Jogada esperta: a nova versão do sistema de inteligência artificial da Meta
Ela almeja destronar o ChatGPT e reforça a aposta das big techs em um segmento que não para de evoluir
O surgimento do ChatGPT, no fim de 2022, se tornou um divisor de águas no acesso a ferramentas de inteligência artificial (IA). Criado pela OpenAI, do empreendedor do Vale do Silício Sam Altman, o software foi o primeiro a colocar na palma da mão de milhões de pessoas uma espécie de robô capaz de conversar, realizar cálculos, escrever textos e produzir imagens, popularizando uma das tecnologias mais revolucionárias e controversas da atualidade. Como não poderia deixar de ser, foi um sucesso estrondoso. Em apenas três meses, o ChatGPT superou a marca de 100 milhões de usuários. Em 2024, a dona do negócio alcançou 80 bilhões de dólares em valor de mercado, um salto extraordinário para uma empresa nascida há apenas uma década. A concorrência não ficou atrás. Logo o Google apresentou sua ferramenta — o Gemini —, com proposta semelhante. Agora, a bola da vez é a nova versão da IA desenvolvida pela Meta, a Llama 3.1, que promete adicionar recursos à tecnologia.
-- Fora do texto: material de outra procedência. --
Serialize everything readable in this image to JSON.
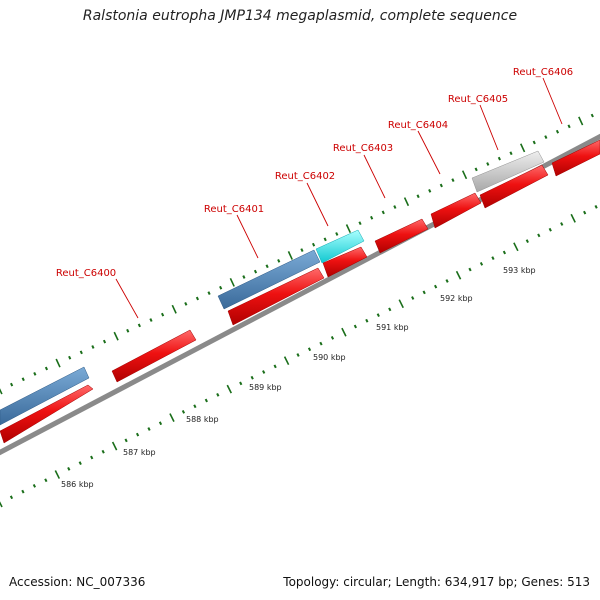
{
  "header": {
    "title": "Ralstonia eutropha JMP134 megaplasmid, complete sequence"
  },
  "footer": {
    "accession": "Accession: NC_007336",
    "summary": "Topology: circular; Length: 634,917 bp; Genes: 513"
  },
  "map": {
    "colors": {
      "backbone": "#888888",
      "tick": "#1a6e1a",
      "cds": "#ee1111",
      "cds_blue": "#4a7fb4",
      "cds_cyan": "#22e8ee",
      "cds_gray": "#c2c2c2",
      "label": "#cc0000"
    },
    "kbp_ticks": [
      "586 kbp",
      "587 kbp",
      "588 kbp",
      "589 kbp",
      "590 kbp",
      "591 kbp",
      "592 kbp",
      "593 kbp"
    ],
    "gene_labels": [
      "Reut_C6400",
      "Reut_C6401",
      "Reut_C6402",
      "Reut_C6403",
      "Reut_C6404",
      "Reut_C6405",
      "Reut_C6406"
    ]
  }
}
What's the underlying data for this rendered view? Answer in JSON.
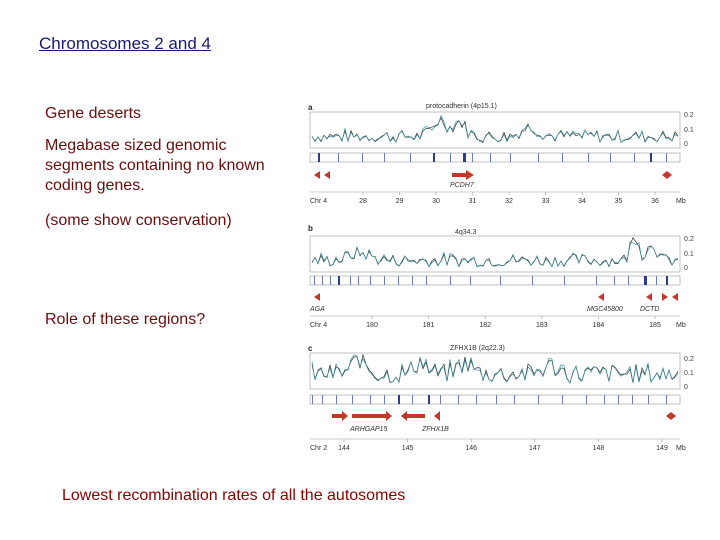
{
  "slide": {
    "title": "Chromosomes 2 and 4",
    "bullets": [
      "Gene deserts",
      "Megabase sized genomic segments containing no known coding genes.",
      "(some show conservation)",
      "Role of these regions?"
    ],
    "bottom_text": "Lowest recombination rates of all the autosomes"
  },
  "figure": {
    "panels": [
      {
        "letter": "a",
        "caption": "protocadherin (4p15.1)",
        "y_ticks": [
          "0.2",
          "0.1",
          "0"
        ],
        "genes": [
          {
            "label": "PCDH7"
          }
        ],
        "chr": "Chr 4",
        "ticks": [
          "28",
          "29",
          "30",
          "31",
          "32",
          "33",
          "34",
          "35",
          "36"
        ],
        "unit": "Mb"
      },
      {
        "letter": "b",
        "caption": "4q34.3",
        "y_ticks": [
          "0.2",
          "0.1",
          "0"
        ],
        "genes": [
          {
            "label": "AGA"
          },
          {
            "label": "MGC45800"
          },
          {
            "label": "DCTD"
          }
        ],
        "chr": "Chr 4",
        "ticks": [
          "180",
          "181",
          "182",
          "183",
          "184",
          "185"
        ],
        "unit": "Mb"
      },
      {
        "letter": "c",
        "caption": "ZFHX1B (2q22.3)",
        "y_ticks": [
          "0.2",
          "0.1",
          "0"
        ],
        "genes": [
          {
            "label": "ARHGAP15"
          },
          {
            "label": "ZFHX1B"
          }
        ],
        "chr": "Chr 2",
        "ticks": [
          "144",
          "145",
          "146",
          "147",
          "148",
          "149"
        ],
        "unit": "Mb"
      }
    ],
    "colors": {
      "arrow": "#c0392b",
      "gene_tick": "#3a4fa0",
      "trace_dark": "#333333",
      "trace_teal": "#3a8f9a"
    }
  }
}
O lançamento vem causando burburinho porque a Meta é a primeira a apresentar um sistema com os códigos abertos, ou open source, como o modelo costuma ser conhecido. Antes, quem optava por um dos serviços de inteligência artificial não tinha acesso à maneira como essa ferramenta funcionava nem podia fazer alterações em seu modus operandi. Os criadores da Llama, que é voltada para empresas, destacam justamente a vantagem da customização. “Ela permite que o sistema seja adaptado de acordo com as necessidades da companhia, sem a exigência de compartilhamento de dados internos”, diz Anderson Rocha, diretor do Laboratório de Inteligência Artificial da Universidade Estadual de Campinas (Unicamp).
A Meta anunciou que o modelo foi testado e aprovado cientificamente, tendo sido treinado a partir de uma enorme massa de dados. Com uma base de informações que bebe de diversas fontes e está sempre em expansão, a Llama 3.1 pretende acelerar a busca de soluções pelos usuários, especialmente diante de projetos e problemas mais complexos. “Com essa ferramenta, não se começa do zero, mas com 70% do trabalho feito pela Meta”, afirma Tiago José de Carvalho, diretor de tecnologia da Inovia, empresa voltada para a automatização de processos em negócios.
Outro ponto que conta a favor da ferramenta é a gratuidade. Nos sistemas concorrentes, como o ChatGPT, paga-se um valor a cada nova requisição de uso. “Estávamos restritos a um modelo financeiramente mais caro”, diz Rose Ramos, CEO e fundadora da Match IT, empresa focada em soluções corporativas. “Agora, ganhamos flexibilidade”, afirma a executiva, para quem a Llama deverá abocanhar boa fatia do mercado. Mesmo assim, os gastos de implantação são pesados. A começar pelo fato de que ela não roda em qualquer computador. Uma máquina apta a suportar a Llama 3.1 custa, em média, 90 000 dólares e a mão de obra especializada, 190 dólares a hora.
Da mesma forma que a chegada do ChatGPT mobilizou discussões e polêmicas sobre os limites e perigos da IA, a Llama também desperta preocupação. Ainda que seja louvado por alguns usuários, o modelo de código aberto está longe de ser um consenso. Para alguns especialistas, há ameaças em jogo. Quando uma empresa lança sua ferramenta, ela assume a responsabilidade pela maneira como ela é empregada e treinada. No sistema open source, usuários podem entender como o programa funciona e tentar modificá-lo com más intenções. Isso geraria brechas na segurança. Mas os especialistas também dizem que nenhum desses programas são totalmente seguros. Portanto, o caminho é o usuário escolher o que melhor se adapta à própria necessidade.
Há ainda um questionamento sobre as motivações por trás da decisão de Mark Zuckerberg, o CEO da Meta, de oferecer um sistema gratuito após gastar bilhões de dólares em seu desenvolvimento. Para os analistas do segmento, é provável que ele queira aproveitar a mão de obra da comunidade e usar os resultados para tornar sua própria ferramenta melhor. E, mais tarde, começar a cobrar por ela. No mundo da tecnologia, não há serviço grátis.